Adieu donc ! J'irai voir, sur les rives du Tibre,
La cendre qu'ici-bas peut faire un peuple libre ;
Rhodes, deux fois fameux par la gloire et l'amour,
Où la Chevalerie a vu son dernier jour,
Et la cité des arts, la fille de Minerve,
Dont le sang, aujourd'hui, dans la honte s'énerve ;
L'apostate Byzance, à l'ombre du Croissant,
Souillant son pied royal dans la boue et le sang ;
Enfin Jérusalem, reine découronnée,
Ployant sous la douleur sa tête condamnée :
Je veux aller si loin, que je rencontrerai
Peut-être ce repos si longtemps désiré.

Mais, hélas' ! je caresse une espérance vaine.
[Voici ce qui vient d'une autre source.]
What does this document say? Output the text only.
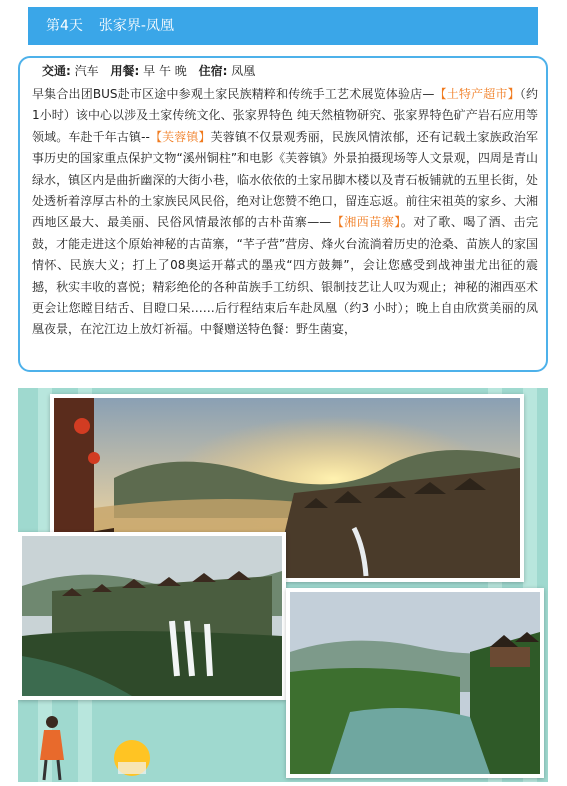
第4天 张家界-凤凰
交通: 汽车 用餐: 早 午 晚 住宿: 凤凰

早集合出团BUS赴市区途中参观土家民族精粹和传统手工艺术展览体验店—【土特产超市】（约1小时）该中心以涉及土家传统文化、张家界特色 纯天然植物研究、张家界特色矿产岩石应用等领域。车赴千年古镇--【芙蓉镇】芙蓉镇不仅景观秀丽，民族风情浓郁，还有记载土家族政治军事历史的国家重点保护文物“溪州铜柱”和电影《芙蓉镇》外景拍摄现场等人文景观，四周是青山绿水，镇区内是曲折幽深的大街小巷，临水依依的土家吊脚木楼以及青石板铺就的五里长街，处处透析着淳厚古朴的土家族民风民俗，绝对让您赞不绝口，留连忘返。前往宋祖英的家乡、大湘西地区最大、最美丽、民俗风情最浓郁的古朴苗寨——【湘西苗寨】。对了歌、喝了酒、击完鼓，才能走进这个原始神秘的古苗寨，“芊子营”营房、烽火台流淌着历史的沧桑、苗族人的家国情怀、民族大义；打上了08奥运开幕式的墨戎“四方鼓舞”，会让您感受到战神蚩尤出征的震撼，秋实丰收的喜悦；精彩绝伦的各种苗族手工纺织、银制技艺让人叹为观止；神秘的湘西巫术更会让您瞠目结舌、目瞪口呆……后行程结束后车赴凤凰（约3 小时）；晚上自由欣赏美丽的凤凰夜景，在沱江边上放灯祈福。中餐赠送特色餐：野生菌宴，
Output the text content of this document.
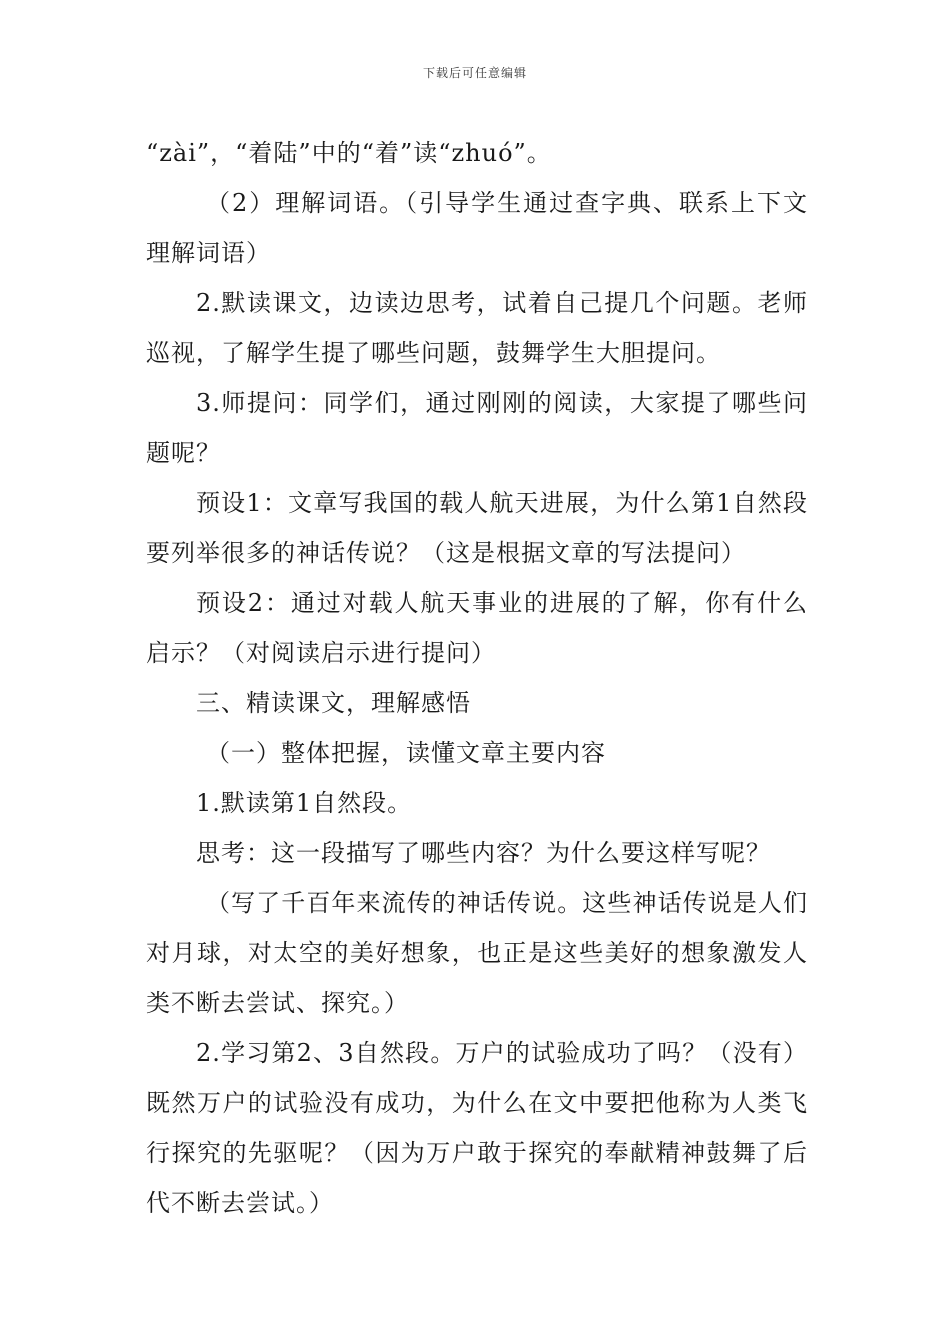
下载后可任意编辑

“zài”，“着陆”中的“着”读“zhuó”。

（2）理解词语。（引导学生通过查字典、联系上下文理解词语）

2.默读课文，边读边思考，试着自己提几个问题。老师巡视，了解学生提了哪些问题，鼓舞学生大胆提问。

3.师提问：同学们，通过刚刚的阅读，大家提了哪些问题呢？

预设1：文章写我国的载人航天进展，为什么第1自然段要列举很多的神话传说？（这是根据文章的写法提问）

预设2：通过对载人航天事业的进展的了解，你有什么启示？（对阅读启示进行提问）

三、精读课文，理解感悟

（一）整体把握，读懂文章主要内容

1.默读第1自然段。

思考：这一段描写了哪些内容？为什么要这样写呢？

（写了千百年来流传的神话传说。这些神话传说是人们对月球，对太空的美好想象，也正是这些美好的想象激发人类不断去尝试、探究。）

2.学习第2、3自然段。万户的试验成功了吗？（没有）既然万户的试验没有成功，为什么在文中要把他称为人类飞行探究的先驱呢？（因为万户敢于探究的奉献精神鼓舞了后代不断去尝试。）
Je fatigue mon bras à secouer ma chaîne ;
Et, pour reconquérir un peu de liberté,
 En efforts impuissants j'use ma volonté.
Quand j'aurai, dans la lutte, épuisé ma constance,
Contre l'amour vainqueur je serai sans défense.
Et je regretterai peut-être au fond du cœur
Tous ces jours de combat perdus pour le bonheur.